Cloud Spanner — Latency comparison between DML and Mutations

Pablo Arrojo
Google Cloud - Community
5 min readMay 23, 2023

Data Manipulation Language (DML) and Mutations are two APIs in Spanner that you can use to modify data. Each offers similar data manipulation features.

The documentation compares and describes both approaches, but I’m surprised that it doesn’t cover important topics such as performance and latency.

Should we expect similar write performance using any of both APIs?

Let’s do some tests to answer this question.

I’ll use a simple python program which creates a single session on Cloud Spanner and runs transactions composed by insert statements (using DML or Mutations) over a table “TEST_TABLE”.

Let’s get started

For our first test, we’ll run a workload writing a single row per commit. So, we can measure the latency of a single write operation for both APIs.

Workload using Mutations

python3 load_generator.py “test-dba” “dbtest” “MUTATIONS” 200000 1

A single write using Mutations has an avg latency of about 3.7ms.

Now, let’s run the program using DML instead.

Workload using DML

python3 load_generator.py “test-dba” “dbtest” “DML” 200000 1

Using DML our avg transaction latency is about 12.3ms, this is 4x higher than using Mutations!

But, why does Mutation have better performance than DML?

First, there is something important to notice. Commit latency for both APIs was very close. Therefore, there is no difference in the write operation itself (applying mutation + replication) but the additional latency for DML must be caused by how the API works.

Let’s take a look to our transactions detail:

Using Mutations

Using DML

Ok, here is something interesting. The transaction using DML is composed for an additional read operation (a read over “_exists” column, this is a check of uniqueness for the id to be inserted). I think that this gives us a clue.

Now, let’s check the API method metrics to obtain a full picture of how both APIs works:

API methods during workload using Mutations

With Mutations we have just the Commit method related to the write operation.

API methods during workload using DML

We can see that in our test using DML, in addition to the Commit method we have the ExecuteSql method.

This method (link) is responsible for executing an SQL statement.
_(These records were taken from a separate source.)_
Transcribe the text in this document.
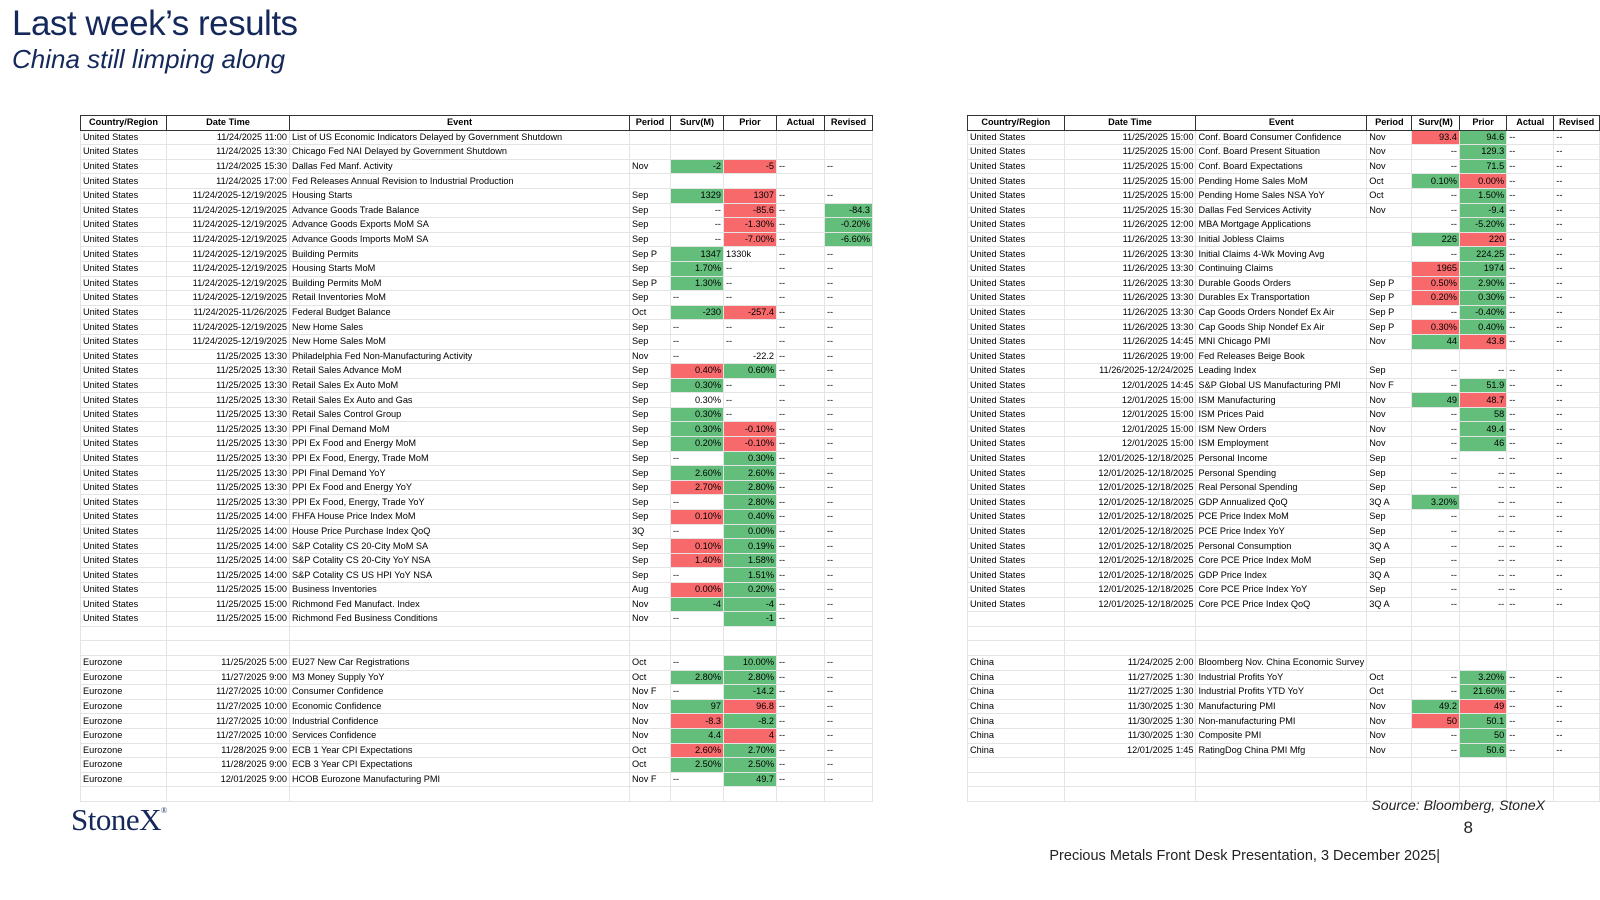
Last week’s results
China still limping along
Country/Region	Date Time	Event	Period	Surv(M)	Prior	Actual	Revised
United States	11/24/2025 11:00	List of US Economic Indicators Delayed by Government Shutdown					
United States	11/24/2025 13:30	Chicago Fed NAI Delayed by Government Shutdown					
United States	11/24/2025 15:30	Dallas Fed Manf. Activity	Nov	-2	-5	--	--
United States	11/24/2025 17:00	Fed Releases Annual Revision to Industrial Production					
United States	11/24/2025-12/19/2025	Housing Starts	Sep	1329	1307	--	--
United States	11/24/2025-12/19/2025	Advance Goods Trade Balance	Sep	--	-85.6	--	-84.3
United States	11/24/2025-12/19/2025	Advance Goods Exports MoM SA	Sep	--	-1.30%	--	-0.20%
United States	11/24/2025-12/19/2025	Advance Goods Imports MoM SA	Sep	--	-7.00%	--	-6.60%
United States	11/24/2025-12/19/2025	Building Permits	Sep P	1347	1330k	--	--
United States	11/24/2025-12/19/2025	Housing Starts MoM	Sep	1.70%	--	--	--
United States	11/24/2025-12/19/2025	Building Permits MoM	Sep P	1.30%	--	--	--
United States	11/24/2025-12/19/2025	Retail Inventories MoM	Sep	--	--	--	--
United States	11/24/2025-11/26/2025	Federal Budget Balance	Oct	-230	-257.4	--	--
United States	11/24/2025-12/19/2025	New Home Sales	Sep	--	--	--	--
United States	11/24/2025-12/19/2025	New Home Sales MoM	Sep	--	--	--	--
United States	11/25/2025 13:30	Philadelphia Fed Non-Manufacturing Activity	Nov	--	-22.2	--	--
United States	11/25/2025 13:30	Retail Sales Advance MoM	Sep	0.40%	0.60%	--	--
United States	11/25/2025 13:30	Retail Sales Ex Auto MoM	Sep	0.30%	--	--	--
United States	11/25/2025 13:30	Retail Sales Ex Auto and Gas	Sep	0.30%	--	--	--
United States	11/25/2025 13:30	Retail Sales Control Group	Sep	0.30%	--	--	--
United States	11/25/2025 13:30	PPI Final Demand MoM	Sep	0.30%	-0.10%	--	--
United States	11/25/2025 13:30	PPI Ex Food and Energy MoM	Sep	0.20%	-0.10%	--	--
United States	11/25/2025 13:30	PPI Ex Food, Energy, Trade MoM	Sep	--	0.30%	--	--
United States	11/25/2025 13:30	PPI Final Demand YoY	Sep	2.60%	2.60%	--	--
United States	11/25/2025 13:30	PPI Ex Food and Energy YoY	Sep	2.70%	2.80%	--	--
United States	11/25/2025 13:30	PPI Ex Food, Energy, Trade YoY	Sep	--	2.80%	--	--
United States	11/25/2025 14:00	FHFA House Price Index MoM	Sep	0.10%	0.40%	--	--
United States	11/25/2025 14:00	House Price Purchase Index QoQ	3Q	--	0.00%	--	--
United States	11/25/2025 14:00	S&P Cotality CS 20-City MoM SA	Sep	0.10%	0.19%	--	--
United States	11/25/2025 14:00	S&P Cotality CS 20-City YoY NSA	Sep	1.40%	1.58%	--	--
United States	11/25/2025 14:00	S&P Cotality CS US HPI YoY NSA	Sep	--	1.51%	--	--
United States	11/25/2025 15:00	Business Inventories	Aug	0.00%	0.20%	--	--
United States	11/25/2025 15:00	Richmond Fed Manufact. Index	Nov	-4	-4	--	--
United States	11/25/2025 15:00	Richmond Fed Business Conditions	Nov	--	-1	--	--

Eurozone	11/25/2025 5:00	EU27 New Car Registrations	Oct	--	10.00%	--	--
Eurozone	11/27/2025 9:00	M3 Money Supply YoY	Oct	2.80%	2.80%	--	--
Eurozone	11/27/2025 10:00	Consumer Confidence	Nov F	--	-14.2	--	--
Eurozone	11/27/2025 10:00	Economic Confidence	Nov	97	96.8	--	--
Eurozone	11/27/2025 10:00	Industrial Confidence	Nov	-8.3	-8.2	--	--
Eurozone	11/27/2025 10:00	Services Confidence	Nov	4.4	4	--	--
Eurozone	11/28/2025 9:00	ECB 1 Year CPI Expectations	Oct	2.60%	2.70%	--	--
Eurozone	11/28/2025 9:00	ECB 3 Year CPI Expectations	Oct	2.50%	2.50%	--	--
Eurozone	12/01/2025 9:00	HCOB Eurozone Manufacturing PMI	Nov F	--	49.7	--	--

Country/Region	Date Time	Event	Period	Surv(M)	Prior	Actual	Revised
United States	11/25/2025 15:00	Conf. Board Consumer Confidence	Nov	93.4	94.6	--	--
United States	11/25/2025 15:00	Conf. Board Present Situation	Nov	--	129.3	--	--
United States	11/25/2025 15:00	Conf. Board Expectations	Nov	--	71.5	--	--
United States	11/25/2025 15:00	Pending Home Sales MoM	Oct	0.10%	0.00%	--	--
United States	11/25/2025 15:00	Pending Home Sales NSA YoY	Oct	--	1.50%	--	--
United States	11/25/2025 15:30	Dallas Fed Services Activity	Nov	--	-9.4	--	--
United States	11/26/2025 12:00	MBA Mortgage Applications		--	-5.20%	--	--
United States	11/26/2025 13:30	Initial Jobless Claims		226	220	--	--
United States	11/26/2025 13:30	Initial Claims 4-Wk Moving Avg		--	224.25	--	--
United States	11/26/2025 13:30	Continuing Claims		1965	1974	--	--
United States	11/26/2025 13:30	Durable Goods Orders	Sep P	0.50%	2.90%	--	--
United States	11/26/2025 13:30	Durables Ex Transportation	Sep P	0.20%	0.30%	--	--
United States	11/26/2025 13:30	Cap Goods Orders Nondef Ex Air	Sep P	--	-0.40%	--	--
United States	11/26/2025 13:30	Cap Goods Ship Nondef Ex Air	Sep P	0.30%	0.40%	--	--
United States	11/26/2025 14:45	MNI Chicago PMI	Nov	44	43.8	--	--
United States	11/26/2025 19:00	Fed Releases Beige Book					
United States	11/26/2025-12/24/2025	Leading Index	Sep	--	--	--	--
United States	12/01/2025 14:45	S&P Global US Manufacturing PMI	Nov F	--	51.9	--	--
United States	12/01/2025 15:00	ISM Manufacturing	Nov	49	48.7	--	--
United States	12/01/2025 15:00	ISM Prices Paid	Nov	--	58	--	--
United States	12/01/2025 15:00	ISM New Orders	Nov	--	49.4	--	--
United States	12/01/2025 15:00	ISM Employment	Nov	--	46	--	--
United States	12/01/2025-12/18/2025	Personal Income	Sep	--	--	--	--
United States	12/01/2025-12/18/2025	Personal Spending	Sep	--	--	--	--
United States	12/01/2025-12/18/2025	Real Personal Spending	Sep	--	--	--	--
United States	12/01/2025-12/18/2025	GDP Annualized QoQ	3Q A	3.20%	--	--	--
United States	12/01/2025-12/18/2025	PCE Price Index MoM	Sep	--	--	--	--
United States	12/01/2025-12/18/2025	PCE Price Index YoY	Sep	--	--	--	--
United States	12/01/2025-12/18/2025	Personal Consumption	3Q A	--	--	--	--
United States	12/01/2025-12/18/2025	Core PCE Price Index MoM	Sep	--	--	--	--
United States	12/01/2025-12/18/2025	GDP Price Index	3Q A	--	--	--	--
United States	12/01/2025-12/18/2025	Core PCE Price Index YoY	Sep	--	--	--	--
United States	12/01/2025-12/18/2025	Core PCE Price Index QoQ	3Q A	--	--	--	--

China	11/24/2025 2:00	Bloomberg Nov. China Economic Survey					
China	11/27/2025 1:30	Industrial Profits YoY	Oct	--	3.20%	--	--
China	11/27/2025 1:30	Industrial Profits YTD YoY	Oct	--	21.60%	--	--
China	11/30/2025 1:30	Manufacturing PMI	Nov	49.2	49	--	--
China	11/30/2025 1:30	Non-manufacturing PMI	Nov	50	50.1	--	--
China	11/30/2025 1:30	Composite PMI	Nov	--	50	--	--
China	12/01/2025 1:45	RatingDog China PMI Mfg	Nov	--	50.6	--	--

StoneX®	Source: Bloomberg, StoneX
8
Precious Metals Front Desk Presentation, 3 December 2025|
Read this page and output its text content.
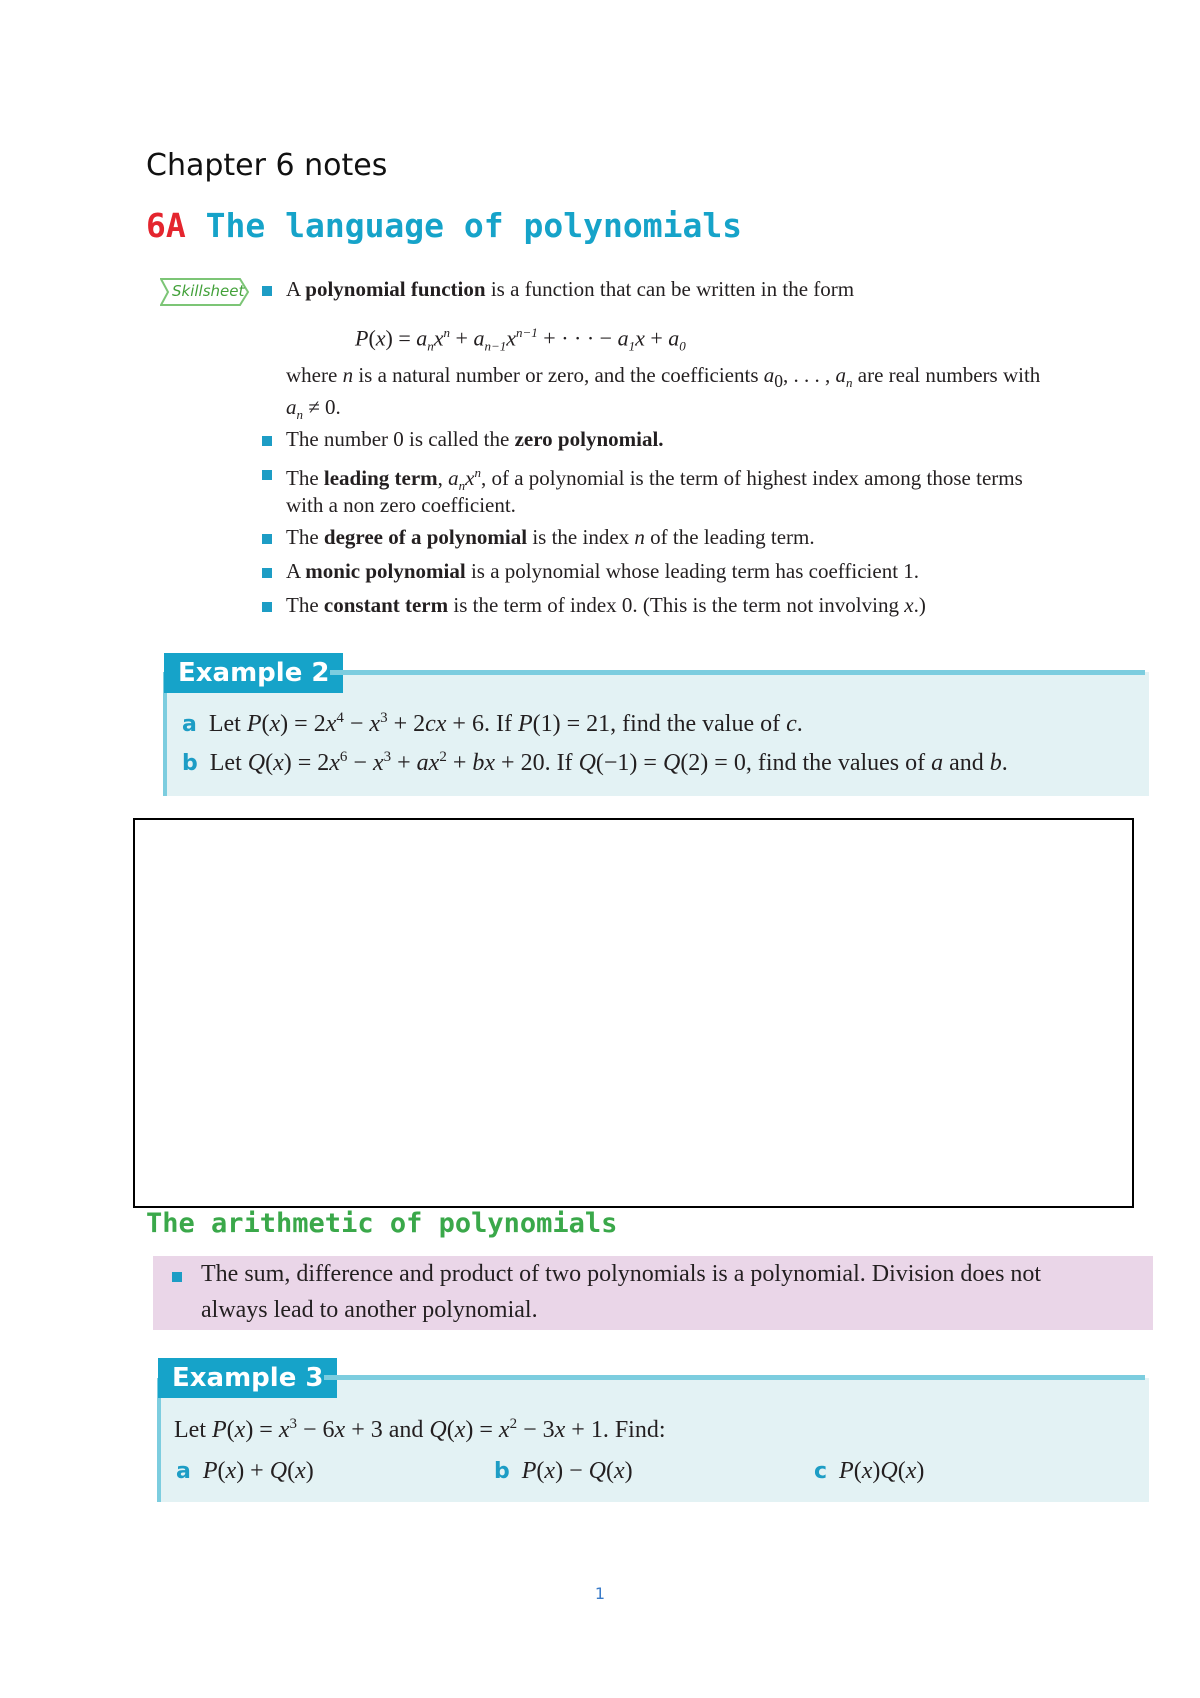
Chapter 6 notes
6A The language of polynomials
Skillsheet A polynomial function is a function that can be written in the form
$P(x) = a_nx^n + a_{n-1}x^{n-1}$ + · · · − $a_1x + a_0$
where n is a natural number or zero, and the coefficients $a_0$, . . . , $a_n$ are real numbers with
$a_n \ne 0$.
The number 0 is called the zero polynomial.
The leading term, $a_nx^n$, of a polynomial is the term of highest index among those terms
with a non zero coefficient.
The degree of a polynomial is the index n of the leading term.
A monic polynomial is a polynomial whose leading term has coefficient 1.
The constant term is the term of index 0. (This is the term not involving x.)
Example 2
a  Let $P(x) = 2x^4 - x^3 + 2cx + 6$. If P(1) = 21, find the value of c.
b  Let $Q(x) = 2x^6 - x^3 + ax^2$ + bx + 20. If Q(−1) = Q(2) = 0, find the values of a and b.
The arithmetic of polynomials
The sum, difference and product of two polynomials is a polynomial. Division does not
always lead to another polynomial.
Example 3
Let $P(x) = x^3 - 6x + 3$ and $Q(x) = x^2 - 3x + 1$. Find:
a P(x) + Q(x)	b P(x) − Q(x)	c P(x)Q(x)
1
So, this method parses the Insert statement and checks the uniqueness for the id (this is the read over “_exists” column we saw in the transaction details).

If everything goes ok, return an ACK to the client which then calls the Commit method to persist the mutation.

How much latency is adding the ExecuteSql method?

The avg latency for the ExecuteSql method call is 3ms. Also, we have to consider an extra network latency (because the round trip for ExecuteSql method call) and additional latency by the client between the different API method calls ( ExecuteSql and Commit).

I guess that considering the above information the extra 9ms of latency for DML is justified and makes sense.

Multi statement Transactions

With Mutations the changes in a transaction are buffered client-side (locally) and sent to the server as part of the commit operation in batch mode, checking constraints at commit time ( single round trip).

However, with DML the constraints are checked after every DML statement (multiple round trips). Knowing this, we should expect an ExecuteSql method call for each DML statement hence we’ll get a major difference in latency between DML and Mutations in a multi statement transaction.

Let’s check it out:

I’m gonna run the same program as before but this time writing 4 rows per commit.

Multi statement workload using Mutations

python3 load_generator.py “test-dba” “dbtest” “MUTATIONS” 200000 4

Latency is similar to our test writing a single row. The avg latency in this case was 4.6ms (vs 3.6 ms writing one row).

Multi statement workload using DML

python3 load_generator.py “test-dba” “dbtest” “DML” 200000 4

Transaction avg latency is about 50ms. This is 4x time higher than our test with a single insert statement. Therefore, latency increases linearly according to the number of statements per transaction.

API method calls:

Checking the API method call metric, we confirm that we have an ExecuteSql method call for each statement involved in the transaction (In this case, we have four ExecuteSql method calls for each Commit). So, our thoughts were right.

Summary

  • Writes using Mutations are faster than using DML. This is because DML uses an additional API method call (ExecuteSql), adding overhead over the transaction.
  • Latency for transactions using DML statements increases linearly according to the number of statements involved in it.